Quand des géants de l'industrie jouent aux banquiers

En Allemagne, des groupes industriels se font banquiers pour se prémunir contre une nouvelle crise de ce secteur et le risque d'une pénurie du crédit qui préoccupe notamment les PME, colonne vertébrale de l'économie du pays.

En Allemagne, des groupes industriels se font banquiers pour se prémunir contre une nouvelle crise de ce secteur et le risque d'une pénurie du crédit qui préoccupe notamment les PME, colonne vertébrale de l'économie du pays.

"A l'avenir le financement d'entreprise à entreprise sera l'une des clés du succès", prédit Achim Schulz, directeur d'un cabinet de conseil pour banques et entreprises à Munich (sud).

Car selon lui, "il faudra encore longtemps patienter avant que le crédit bancaire fonctionne de nouveau normalement".

"La demande de solutions financières d'entreprise à entreprise augmente rapidement", constate aussi le conglomérat industriel allemand Siemens qui a élargi début octobre son offre de services financiers, après avoir obtenu une licence bancaire en Allemagne fin 2010.

Cette branche, Siemens Financial Services (SFS), veut doubler d'ici trois à cinq ans ses actifs qui pèsent déjà près de 13 milliards d'euros, pour croître en parallèle avec les autres activités du groupe.

Siemens s'inspire du modèle de son concurrent américain General Electric, qui possède depuis longtemps une filiale bancaire, GE Capital, active dans le monde entier.

SFS et GE Capital proposent quantité de services spécialisés pour les petites et moyennes entreprises (PME), mais fournissent aussi des crédits pour financer des achats de biens d'équipement, que ce soit leurs propres produits ou non.

La pratique du crédit-bail (leasing) est déjà bien connue des constructeurs automobiles ou des avionneurs Boeing et Airbus. Elle leur permet de maintenir leur niveau de commandes même en cas de crise et fidéliser leurs clients.

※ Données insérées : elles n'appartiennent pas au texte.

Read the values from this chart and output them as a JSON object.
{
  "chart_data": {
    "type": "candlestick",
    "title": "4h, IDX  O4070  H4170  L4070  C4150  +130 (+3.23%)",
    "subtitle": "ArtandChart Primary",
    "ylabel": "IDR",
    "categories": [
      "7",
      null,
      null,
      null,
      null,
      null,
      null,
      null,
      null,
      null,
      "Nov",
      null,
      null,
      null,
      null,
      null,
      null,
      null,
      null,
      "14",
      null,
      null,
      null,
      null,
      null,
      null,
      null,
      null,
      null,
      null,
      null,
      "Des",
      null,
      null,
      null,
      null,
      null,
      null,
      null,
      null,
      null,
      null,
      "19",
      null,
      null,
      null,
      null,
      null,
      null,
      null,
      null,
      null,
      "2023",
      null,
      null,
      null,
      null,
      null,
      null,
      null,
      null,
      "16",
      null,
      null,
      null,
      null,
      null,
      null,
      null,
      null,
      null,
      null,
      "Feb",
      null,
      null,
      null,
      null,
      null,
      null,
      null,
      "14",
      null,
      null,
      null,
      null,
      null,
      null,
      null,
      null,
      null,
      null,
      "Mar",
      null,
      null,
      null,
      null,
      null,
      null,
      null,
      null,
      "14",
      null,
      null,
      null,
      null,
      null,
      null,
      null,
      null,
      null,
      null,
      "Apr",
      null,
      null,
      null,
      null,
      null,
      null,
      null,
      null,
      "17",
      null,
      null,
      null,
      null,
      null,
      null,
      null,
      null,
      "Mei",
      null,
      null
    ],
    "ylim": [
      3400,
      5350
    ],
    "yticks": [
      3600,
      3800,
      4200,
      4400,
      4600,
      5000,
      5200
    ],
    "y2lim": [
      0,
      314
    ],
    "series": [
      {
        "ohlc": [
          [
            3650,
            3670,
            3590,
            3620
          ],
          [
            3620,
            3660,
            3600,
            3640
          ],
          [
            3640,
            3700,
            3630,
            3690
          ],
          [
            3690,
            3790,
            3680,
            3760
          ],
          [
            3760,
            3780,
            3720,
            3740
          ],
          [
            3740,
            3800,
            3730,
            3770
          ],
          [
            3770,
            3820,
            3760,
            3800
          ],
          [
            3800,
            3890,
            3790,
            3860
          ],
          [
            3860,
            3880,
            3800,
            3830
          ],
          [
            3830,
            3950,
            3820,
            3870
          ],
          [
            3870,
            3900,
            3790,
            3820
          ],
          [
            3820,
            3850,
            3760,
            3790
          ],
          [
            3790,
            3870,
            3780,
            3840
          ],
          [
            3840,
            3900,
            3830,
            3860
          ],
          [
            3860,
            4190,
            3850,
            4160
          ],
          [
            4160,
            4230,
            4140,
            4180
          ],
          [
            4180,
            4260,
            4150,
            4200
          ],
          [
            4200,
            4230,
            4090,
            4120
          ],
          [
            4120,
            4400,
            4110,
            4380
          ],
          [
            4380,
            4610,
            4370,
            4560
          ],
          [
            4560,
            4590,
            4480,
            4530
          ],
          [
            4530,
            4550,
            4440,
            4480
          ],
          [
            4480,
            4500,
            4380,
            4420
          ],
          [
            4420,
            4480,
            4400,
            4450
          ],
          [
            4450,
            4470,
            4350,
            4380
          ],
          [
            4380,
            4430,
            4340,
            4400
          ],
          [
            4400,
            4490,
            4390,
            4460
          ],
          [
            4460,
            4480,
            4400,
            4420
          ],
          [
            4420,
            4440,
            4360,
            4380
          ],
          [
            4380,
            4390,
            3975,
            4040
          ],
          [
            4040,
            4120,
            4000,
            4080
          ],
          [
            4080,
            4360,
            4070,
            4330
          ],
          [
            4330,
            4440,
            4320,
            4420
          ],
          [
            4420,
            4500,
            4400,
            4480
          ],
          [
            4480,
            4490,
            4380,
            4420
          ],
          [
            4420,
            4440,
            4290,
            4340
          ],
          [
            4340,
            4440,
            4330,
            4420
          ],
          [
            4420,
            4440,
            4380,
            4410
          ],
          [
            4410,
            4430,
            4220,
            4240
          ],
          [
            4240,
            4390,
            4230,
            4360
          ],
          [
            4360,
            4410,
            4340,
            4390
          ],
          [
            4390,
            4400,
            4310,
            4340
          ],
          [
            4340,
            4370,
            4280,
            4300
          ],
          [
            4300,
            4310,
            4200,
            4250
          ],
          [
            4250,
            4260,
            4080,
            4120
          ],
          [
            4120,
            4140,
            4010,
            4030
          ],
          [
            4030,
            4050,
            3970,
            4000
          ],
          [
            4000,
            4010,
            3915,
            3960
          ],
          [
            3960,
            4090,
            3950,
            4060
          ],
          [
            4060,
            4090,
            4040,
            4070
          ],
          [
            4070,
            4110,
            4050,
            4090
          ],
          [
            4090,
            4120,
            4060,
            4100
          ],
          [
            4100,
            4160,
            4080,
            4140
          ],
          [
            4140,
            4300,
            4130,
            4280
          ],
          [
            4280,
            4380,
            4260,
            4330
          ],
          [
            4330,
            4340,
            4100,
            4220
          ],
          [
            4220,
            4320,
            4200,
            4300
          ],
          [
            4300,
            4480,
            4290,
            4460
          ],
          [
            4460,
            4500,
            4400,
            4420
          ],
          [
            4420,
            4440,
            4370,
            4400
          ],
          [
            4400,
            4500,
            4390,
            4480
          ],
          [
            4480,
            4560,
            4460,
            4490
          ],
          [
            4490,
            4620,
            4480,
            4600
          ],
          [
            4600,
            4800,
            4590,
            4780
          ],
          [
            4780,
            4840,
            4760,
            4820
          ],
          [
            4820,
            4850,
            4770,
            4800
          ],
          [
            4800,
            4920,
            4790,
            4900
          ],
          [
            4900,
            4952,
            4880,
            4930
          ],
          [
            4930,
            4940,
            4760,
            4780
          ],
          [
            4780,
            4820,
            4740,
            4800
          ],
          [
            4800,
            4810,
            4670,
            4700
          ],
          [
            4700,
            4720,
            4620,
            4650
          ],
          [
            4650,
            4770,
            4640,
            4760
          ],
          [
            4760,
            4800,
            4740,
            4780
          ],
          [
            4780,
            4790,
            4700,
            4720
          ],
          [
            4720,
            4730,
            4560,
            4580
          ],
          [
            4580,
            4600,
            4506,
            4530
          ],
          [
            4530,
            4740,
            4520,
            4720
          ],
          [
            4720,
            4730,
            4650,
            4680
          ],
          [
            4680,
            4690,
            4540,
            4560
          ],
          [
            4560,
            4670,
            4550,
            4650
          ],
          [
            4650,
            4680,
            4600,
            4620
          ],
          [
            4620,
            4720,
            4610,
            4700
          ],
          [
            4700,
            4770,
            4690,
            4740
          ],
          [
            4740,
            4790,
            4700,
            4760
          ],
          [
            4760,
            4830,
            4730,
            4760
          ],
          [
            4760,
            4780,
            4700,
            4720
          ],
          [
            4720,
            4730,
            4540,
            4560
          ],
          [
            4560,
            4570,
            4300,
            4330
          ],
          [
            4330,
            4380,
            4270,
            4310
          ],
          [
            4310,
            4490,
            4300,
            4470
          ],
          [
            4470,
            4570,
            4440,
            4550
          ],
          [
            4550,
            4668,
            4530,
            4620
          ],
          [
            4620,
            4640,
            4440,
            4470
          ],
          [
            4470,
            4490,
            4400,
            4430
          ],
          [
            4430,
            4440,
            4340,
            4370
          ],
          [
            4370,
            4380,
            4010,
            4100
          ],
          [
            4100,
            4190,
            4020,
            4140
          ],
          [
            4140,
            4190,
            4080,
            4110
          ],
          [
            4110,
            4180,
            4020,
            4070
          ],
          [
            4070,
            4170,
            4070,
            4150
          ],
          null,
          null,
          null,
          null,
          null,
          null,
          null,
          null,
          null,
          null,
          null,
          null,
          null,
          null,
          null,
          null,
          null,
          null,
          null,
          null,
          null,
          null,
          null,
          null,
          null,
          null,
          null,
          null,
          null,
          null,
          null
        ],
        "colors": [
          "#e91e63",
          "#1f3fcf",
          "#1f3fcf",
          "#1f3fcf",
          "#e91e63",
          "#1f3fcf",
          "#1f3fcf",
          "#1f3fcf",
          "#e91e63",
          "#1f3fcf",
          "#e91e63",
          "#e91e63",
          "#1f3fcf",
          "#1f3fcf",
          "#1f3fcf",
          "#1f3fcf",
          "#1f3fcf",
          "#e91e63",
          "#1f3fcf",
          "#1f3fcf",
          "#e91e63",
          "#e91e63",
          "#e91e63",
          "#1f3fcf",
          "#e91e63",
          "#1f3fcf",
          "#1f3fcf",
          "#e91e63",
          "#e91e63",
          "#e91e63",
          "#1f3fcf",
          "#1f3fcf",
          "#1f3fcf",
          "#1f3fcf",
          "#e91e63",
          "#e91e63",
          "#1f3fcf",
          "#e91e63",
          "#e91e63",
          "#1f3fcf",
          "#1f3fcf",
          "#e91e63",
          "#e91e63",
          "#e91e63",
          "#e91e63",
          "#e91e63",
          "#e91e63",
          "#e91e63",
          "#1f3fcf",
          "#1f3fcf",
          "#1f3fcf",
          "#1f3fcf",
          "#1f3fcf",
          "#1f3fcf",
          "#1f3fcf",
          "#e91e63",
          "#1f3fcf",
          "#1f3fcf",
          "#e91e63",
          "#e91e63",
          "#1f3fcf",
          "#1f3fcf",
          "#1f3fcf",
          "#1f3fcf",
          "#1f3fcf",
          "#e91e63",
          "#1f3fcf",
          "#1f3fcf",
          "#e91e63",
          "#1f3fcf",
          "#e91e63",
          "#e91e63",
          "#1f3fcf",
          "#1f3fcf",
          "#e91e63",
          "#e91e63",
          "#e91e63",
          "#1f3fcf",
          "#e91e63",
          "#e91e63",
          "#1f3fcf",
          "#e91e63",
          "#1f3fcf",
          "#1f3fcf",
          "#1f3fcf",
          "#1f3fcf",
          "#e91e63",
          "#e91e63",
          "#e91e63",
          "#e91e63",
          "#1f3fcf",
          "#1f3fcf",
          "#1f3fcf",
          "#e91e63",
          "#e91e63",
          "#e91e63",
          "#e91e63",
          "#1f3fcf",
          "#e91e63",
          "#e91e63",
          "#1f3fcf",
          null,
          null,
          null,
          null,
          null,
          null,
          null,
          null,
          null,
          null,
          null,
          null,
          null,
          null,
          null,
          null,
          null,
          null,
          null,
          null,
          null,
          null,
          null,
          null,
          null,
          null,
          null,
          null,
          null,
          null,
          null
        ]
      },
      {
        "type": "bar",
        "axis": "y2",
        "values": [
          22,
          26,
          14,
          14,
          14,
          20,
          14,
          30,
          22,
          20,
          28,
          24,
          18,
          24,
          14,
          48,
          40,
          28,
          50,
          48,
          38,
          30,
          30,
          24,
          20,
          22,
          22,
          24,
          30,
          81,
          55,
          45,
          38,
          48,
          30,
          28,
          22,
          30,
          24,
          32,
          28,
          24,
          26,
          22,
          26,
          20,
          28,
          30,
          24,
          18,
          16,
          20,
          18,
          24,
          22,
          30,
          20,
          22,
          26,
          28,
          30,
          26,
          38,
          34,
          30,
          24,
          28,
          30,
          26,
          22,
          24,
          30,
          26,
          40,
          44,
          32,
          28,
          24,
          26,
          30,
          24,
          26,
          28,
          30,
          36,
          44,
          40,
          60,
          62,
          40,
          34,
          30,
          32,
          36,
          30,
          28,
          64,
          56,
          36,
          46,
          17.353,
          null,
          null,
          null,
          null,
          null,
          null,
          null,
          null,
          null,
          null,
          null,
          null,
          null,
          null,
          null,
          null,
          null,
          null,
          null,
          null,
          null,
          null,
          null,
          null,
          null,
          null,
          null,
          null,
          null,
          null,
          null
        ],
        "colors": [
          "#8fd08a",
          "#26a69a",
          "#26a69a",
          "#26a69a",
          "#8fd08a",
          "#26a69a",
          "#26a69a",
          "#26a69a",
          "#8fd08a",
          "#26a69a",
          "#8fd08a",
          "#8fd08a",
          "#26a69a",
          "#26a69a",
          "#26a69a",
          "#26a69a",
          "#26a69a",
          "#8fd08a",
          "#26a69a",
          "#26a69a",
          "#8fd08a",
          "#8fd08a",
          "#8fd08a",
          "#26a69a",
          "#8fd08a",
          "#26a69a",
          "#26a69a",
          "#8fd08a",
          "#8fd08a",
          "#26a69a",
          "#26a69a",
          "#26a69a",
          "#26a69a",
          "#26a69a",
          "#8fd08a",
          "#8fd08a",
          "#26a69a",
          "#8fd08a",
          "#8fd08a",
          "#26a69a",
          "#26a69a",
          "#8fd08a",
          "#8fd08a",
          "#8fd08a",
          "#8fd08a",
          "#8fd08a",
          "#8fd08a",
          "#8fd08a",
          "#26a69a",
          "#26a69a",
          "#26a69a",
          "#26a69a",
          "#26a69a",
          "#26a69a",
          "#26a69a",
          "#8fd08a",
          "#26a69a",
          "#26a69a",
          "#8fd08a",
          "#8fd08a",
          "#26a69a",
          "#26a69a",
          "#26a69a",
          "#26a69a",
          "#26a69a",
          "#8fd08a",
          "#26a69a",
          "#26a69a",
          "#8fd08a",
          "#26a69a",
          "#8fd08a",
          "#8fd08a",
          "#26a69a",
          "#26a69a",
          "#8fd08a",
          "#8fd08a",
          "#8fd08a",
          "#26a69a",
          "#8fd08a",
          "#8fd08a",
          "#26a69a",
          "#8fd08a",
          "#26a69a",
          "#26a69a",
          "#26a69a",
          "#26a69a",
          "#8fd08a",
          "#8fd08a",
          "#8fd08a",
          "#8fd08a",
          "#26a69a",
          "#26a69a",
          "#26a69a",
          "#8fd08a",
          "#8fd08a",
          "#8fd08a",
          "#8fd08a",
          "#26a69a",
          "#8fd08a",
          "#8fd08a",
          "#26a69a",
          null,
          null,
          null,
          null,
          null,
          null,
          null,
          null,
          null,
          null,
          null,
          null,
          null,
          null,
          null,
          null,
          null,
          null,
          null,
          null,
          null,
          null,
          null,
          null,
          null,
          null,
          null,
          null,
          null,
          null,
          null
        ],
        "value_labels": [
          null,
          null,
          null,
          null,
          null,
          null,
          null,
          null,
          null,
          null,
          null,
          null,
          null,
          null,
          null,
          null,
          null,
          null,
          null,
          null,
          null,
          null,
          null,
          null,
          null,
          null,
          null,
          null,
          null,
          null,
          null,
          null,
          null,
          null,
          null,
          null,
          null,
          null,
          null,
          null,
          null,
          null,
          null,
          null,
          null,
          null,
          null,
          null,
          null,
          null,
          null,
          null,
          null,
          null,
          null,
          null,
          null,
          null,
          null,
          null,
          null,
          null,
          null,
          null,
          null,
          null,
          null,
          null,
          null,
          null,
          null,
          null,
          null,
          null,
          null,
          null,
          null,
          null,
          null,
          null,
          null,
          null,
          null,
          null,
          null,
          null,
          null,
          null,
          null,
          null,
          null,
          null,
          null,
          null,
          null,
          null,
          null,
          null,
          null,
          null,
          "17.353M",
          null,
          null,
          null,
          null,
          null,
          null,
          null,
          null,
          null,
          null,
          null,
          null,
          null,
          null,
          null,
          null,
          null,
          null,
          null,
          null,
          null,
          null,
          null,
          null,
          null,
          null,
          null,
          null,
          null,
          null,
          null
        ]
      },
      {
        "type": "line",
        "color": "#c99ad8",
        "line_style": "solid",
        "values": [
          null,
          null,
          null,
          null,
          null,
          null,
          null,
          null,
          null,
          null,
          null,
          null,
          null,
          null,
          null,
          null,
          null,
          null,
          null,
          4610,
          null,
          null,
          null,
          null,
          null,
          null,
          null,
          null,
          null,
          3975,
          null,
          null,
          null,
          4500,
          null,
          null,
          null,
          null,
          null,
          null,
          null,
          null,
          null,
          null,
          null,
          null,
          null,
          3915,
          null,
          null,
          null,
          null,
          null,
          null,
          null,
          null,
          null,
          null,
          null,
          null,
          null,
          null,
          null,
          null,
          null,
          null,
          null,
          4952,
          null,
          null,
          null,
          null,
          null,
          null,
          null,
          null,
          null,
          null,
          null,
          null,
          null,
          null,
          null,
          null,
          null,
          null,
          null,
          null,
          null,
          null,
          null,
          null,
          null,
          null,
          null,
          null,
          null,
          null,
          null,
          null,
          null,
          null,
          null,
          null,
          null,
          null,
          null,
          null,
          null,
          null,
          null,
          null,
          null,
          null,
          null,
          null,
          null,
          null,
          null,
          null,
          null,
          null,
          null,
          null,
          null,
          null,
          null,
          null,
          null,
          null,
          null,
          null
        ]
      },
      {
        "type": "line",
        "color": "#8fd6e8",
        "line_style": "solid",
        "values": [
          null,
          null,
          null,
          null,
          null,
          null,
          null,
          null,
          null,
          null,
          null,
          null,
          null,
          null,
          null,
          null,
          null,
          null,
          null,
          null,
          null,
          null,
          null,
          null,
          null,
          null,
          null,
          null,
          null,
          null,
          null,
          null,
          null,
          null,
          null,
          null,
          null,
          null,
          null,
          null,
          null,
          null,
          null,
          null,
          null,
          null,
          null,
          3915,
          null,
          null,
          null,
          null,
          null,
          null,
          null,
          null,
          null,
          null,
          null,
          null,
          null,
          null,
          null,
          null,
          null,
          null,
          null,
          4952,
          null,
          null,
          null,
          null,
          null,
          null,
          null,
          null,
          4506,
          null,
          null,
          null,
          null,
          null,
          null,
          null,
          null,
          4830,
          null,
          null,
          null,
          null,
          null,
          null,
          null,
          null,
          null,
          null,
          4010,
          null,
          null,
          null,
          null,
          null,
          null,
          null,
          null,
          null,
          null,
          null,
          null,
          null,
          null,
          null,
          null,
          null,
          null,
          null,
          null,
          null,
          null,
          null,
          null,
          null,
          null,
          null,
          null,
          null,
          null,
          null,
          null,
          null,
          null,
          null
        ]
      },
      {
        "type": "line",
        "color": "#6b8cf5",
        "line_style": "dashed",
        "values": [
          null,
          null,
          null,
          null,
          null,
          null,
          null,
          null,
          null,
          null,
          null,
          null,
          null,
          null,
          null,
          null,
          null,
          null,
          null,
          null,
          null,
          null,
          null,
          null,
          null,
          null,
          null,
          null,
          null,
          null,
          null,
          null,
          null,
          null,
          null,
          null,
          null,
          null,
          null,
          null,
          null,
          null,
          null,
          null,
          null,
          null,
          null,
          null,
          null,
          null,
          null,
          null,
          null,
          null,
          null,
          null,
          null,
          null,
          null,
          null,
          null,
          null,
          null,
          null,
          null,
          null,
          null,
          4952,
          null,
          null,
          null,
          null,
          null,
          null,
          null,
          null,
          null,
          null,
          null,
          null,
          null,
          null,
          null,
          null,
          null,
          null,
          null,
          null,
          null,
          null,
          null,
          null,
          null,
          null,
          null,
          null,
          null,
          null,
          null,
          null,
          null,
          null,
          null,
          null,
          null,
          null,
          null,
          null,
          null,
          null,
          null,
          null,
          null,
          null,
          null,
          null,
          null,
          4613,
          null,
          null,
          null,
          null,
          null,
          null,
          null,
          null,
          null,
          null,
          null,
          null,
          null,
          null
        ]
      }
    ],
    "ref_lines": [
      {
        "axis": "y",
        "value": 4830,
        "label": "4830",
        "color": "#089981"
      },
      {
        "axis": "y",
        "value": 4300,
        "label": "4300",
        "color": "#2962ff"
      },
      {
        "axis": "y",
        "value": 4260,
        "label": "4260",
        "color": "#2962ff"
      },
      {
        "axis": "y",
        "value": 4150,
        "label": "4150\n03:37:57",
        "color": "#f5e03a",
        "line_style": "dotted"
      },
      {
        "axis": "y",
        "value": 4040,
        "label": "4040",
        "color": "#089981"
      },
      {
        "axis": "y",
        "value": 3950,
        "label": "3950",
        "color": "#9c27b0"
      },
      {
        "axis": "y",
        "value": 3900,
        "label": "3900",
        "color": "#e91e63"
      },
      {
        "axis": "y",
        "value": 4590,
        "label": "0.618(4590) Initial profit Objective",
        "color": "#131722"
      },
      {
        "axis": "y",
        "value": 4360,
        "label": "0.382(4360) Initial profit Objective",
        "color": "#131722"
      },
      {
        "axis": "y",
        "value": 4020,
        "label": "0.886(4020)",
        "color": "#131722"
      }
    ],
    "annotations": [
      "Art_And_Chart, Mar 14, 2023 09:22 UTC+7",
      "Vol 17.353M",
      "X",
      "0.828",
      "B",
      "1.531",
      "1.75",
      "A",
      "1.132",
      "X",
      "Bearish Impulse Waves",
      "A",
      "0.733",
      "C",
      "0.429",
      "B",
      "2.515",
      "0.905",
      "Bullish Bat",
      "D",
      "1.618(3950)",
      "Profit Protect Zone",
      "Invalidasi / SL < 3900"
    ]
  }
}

Récemment encore, le patron d'Airbus, Thomas Enders, a déclaré que sa compagnie était prête à aider les compagnies aériennes à financer l'achat de leurs avions en cas de dégradation de la conjoncture économique, comme le groupe l'avait déjà fait en 2009 et 2010.

Les conditions plus dures pour obtenir des crédits frappent toutefois avant tout les PME, notamment celles de moins de 10 millions d'euros de chiffre d'affaires, trop petites pour se financer sur les marchés, selon M. Schulz.

En Allemagne il faut actuellement "entre trois et quatre mois" pour obtenir un nouveau crédit, contre deux mois avant la crise financière de 2008, ce qui "bloque ou reporte" des projet entiers, notamment dans le solaire et les nouvelles technologies, déplore-t-il.

Les groupes industriels alimentent essentiellement leurs services financiers avec leurs réserves de liquidités. Mais grâce à la licence bancaire, ils peuvent aussi se refinancer en Europe auprès de la Banque centrale européenne (BCE) en cas de besoin.

La BCE peut aussi permettre de mieux rémunérer des dépôts. C'est à cette fin que Siemens a ainsi retiré en juillet un placement auprès de la Société Générale et l'a transféré à la BCE.

"Les grands groupes ne sont plus prêts à payer autant qu'avant aux banques", selon Horst Löchel, professeur d'économie à la Frankfurt School of Finance, qui voit aussi dans la décision de Siemens un signe de la "confiance perdue" dans les banques.

Toutefois "la diversification d'une entreprise dans les services financiers va rester une exception, presque un hobby", estime Roman Fust du groupe allemand Würth, numéro un mondial des matériels de montage et de fixation, qui s'est aussi inspiré à partir des années 1980 du modèle de GE Capital en se dotant de ses propres services financiers et d'une banque à part.

"Mais cela aide les PME à accéder à des sources de financement alternatives quand les banques éprouvent des difficultés à allouer des crédits", notamment en Allemagne où les PME sont "très dépendantes des crédits bancaires", remarque-t-il.